Уркаганы хвастливо рассказывали о своих успехах и делах «на воле». С удивлением я впервые услышал похвалу: «Хороший вор». Так звали тех, кто не мелочился и не попадался — будь то карманник, домушник, скачок, майданщик, фармазонщик и т. д. Зато с презрением отзывались об авосьниках (тащили авоськи с продуктами), сосочниках (эти грабили детей) и т. п.

Большинство рассказов сильно приукрашивалось, и рассчитаны они были на то, чтобы «произвести впечатление». Позже я узнал, что настоящие, крупные уголовники по большей части неразговорчивы и уж почти никогда не говорят о себе. В камере, особенно к новеньким, стали подсаживать наседок. Это были провокаторы, главным образом тоже из заключенных, но иногда и с воли. Они пытались заводить разговоры на политические темы, иногда передавали приветы от знакомых и незнакомых людей, предлагали способы пересылать весточку на волю и т. п. Я их почему-то узнавал с первого взгляда и сначала держался подальше, а когда они очень приставали, переводил разговор на женщин и, таким образом, казался «несерьезным».

Из камеры нас выводили только к следователю (поодиночке) или в уборную (всей камерой). В уборной иногда можно было узнать какие-нибудь новости: обнаружить клочок газеты, обрывок бумаги, надпись на стене, услышать какую-нибудь фамилию. При полном отсутствии сведений с воли эта информация казалась очень важной и позволяла строить много предположений.

Глава 6 Прощай, Москва!

К следователю вызвали меня еще два раза. Первый раз он дал подписать протокол допроса и сообщил, что следствие закончилось (для этого должно пройти определенное время — не меньше двух-трех месяцев — и исписаться определенное количество листков «допросов», хотя бы в них и была явная пустота). Это дает основание считать следствие проведенным «на уровне». К тому времени мы с ним уже достаточно познакомились и иногда разговаривали на посторонние темы: вот прошел град, побило окна на заводе, вышли из строя линии электропередачи… Я иногда рассказывал что-нибудь из истории техники, чем следователь почему-то интересовался. В такой беседе проходили положенные два-три часа, на протоколе ставились пометки: «Допрос начат в … час. … мин., закончен в … час. … мин.». Оба оставались довольны друг другом.

Второй раз следователь вызвал меня в начале августа, вынул из папки и положил передо мной узкую полоску бумаги — вырезку из какого-то большого протокола. Читаю: «По решению Особого совещания при НКВД СССР по Московской области гр. Лазарева Вл. Мих., 1907 г. рождения, за контрреволюционную пропаганду приговорить к 5 годам лишения свободы в Исправительно-трудовых лагерях, с зачетом срока предварительного заключения».

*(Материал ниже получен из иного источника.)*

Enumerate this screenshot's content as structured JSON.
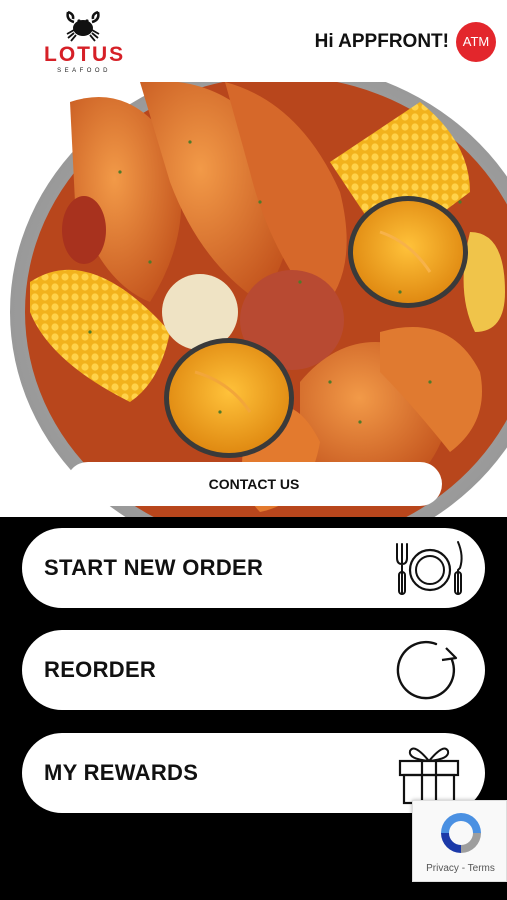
{
  "brand": {
    "name": "LOTUS",
    "tagline": "SEAFOOD"
  },
  "header": {
    "greeting": "Hi APPFRONT!",
    "avatar_initials": "ATM"
  },
  "hero": {
    "image": "seafood-boil-platter",
    "cta_label": "CONTACT US"
  },
  "menu": [
    {
      "label": "START NEW ORDER",
      "icon": "plate-cutlery-icon"
    },
    {
      "label": "REORDER",
      "icon": "refresh-icon"
    },
    {
      "label": "MY REWARDS",
      "icon": "gift-icon"
    }
  ],
  "recaptcha": {
    "links": "Privacy - Terms"
  },
  "colors": {
    "brand_red": "#d62027",
    "avatar_red": "#e3262c",
    "background": "#000000"
  }
}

Смысл всего этого как-то до меня не доходит. Никакого суда, никаких речей, никаких обвинений и — никаких оправданий.

Просто несколько строчек машинописного текста, напечатанного под копирку.

— Распишитесь на обороте!

— Не буду!

— Но ведь вы расписываетесь только за то, что вам объявлено постановление!

— Все равно не буду!

Еще несколько минут торговли, потом бумажка убирается в «дело».

— Идите!

Через несколько дней нас, получивших срок, с вещами выводят во двор, выстраивают по пятеркам во дворе тюрьмы. Перекличка, проверка, подсчет. Конвой предупреждает:

— Не останавливаться, не разговаривать! Шаг вправо, шаг влево — считается за побег! Стреляем без предупреждения! Пошли!

Пошли. Редкие прохожие жмутся к заборам, скрываются в калитках. На них кричат:

— Проходить! Не останавливаться!

Всхлипывают какие-то незнакомые женщины — видимо, их родных уже угнали раньше.

Подходим к вокзалу, и нашу группу останавливают на маленькой площадке, справа от вокзала. За деревянным забором идут пассажиры с прибывшего поезда, наши, с ГЭС, вопросительно смотрят в нашу сторону. Замечаю знакомого Васю — поднимаю руку с пятью растопыренными пальцами. Понял. Кивает. Передаст.

Подходит вагон, нас грузят в него по списку. На окнах — решетки, на площадках конвой. Начальнику конвоя понравился мой бумажник — кожаный. Кладет к себе в карман:

— Не положено!

Впрочем, в бумажнике ничего нет. Весь мой капитал — что-то около двух рублей — рассован по карманам.

Гудок. Поехали. На Павелецком вокзале к вагону подают «черный ворон». Грузимся, двери закрывают — темно, душно. Автобус несется через Москву.

Может быть, раскачать машину, опрокинуться и — кто куда? Где-то на задворках Казанского вокзала нас грузят в столыпинский вагон. Интересно все-таки: якобы злейший реакционер Столыпин, а его изобретение пережило и его самого, и царя и благополучно вросло в социализм. Неисповедимы пути Твои, о Господи! Вагон довольно долго толкают по путям и наконец прицепляют к какому-то поезду. В узкое зарешеченное окошко иногда видно пробегающих пассажиров, провожающих, носильщиков. Обычная суета.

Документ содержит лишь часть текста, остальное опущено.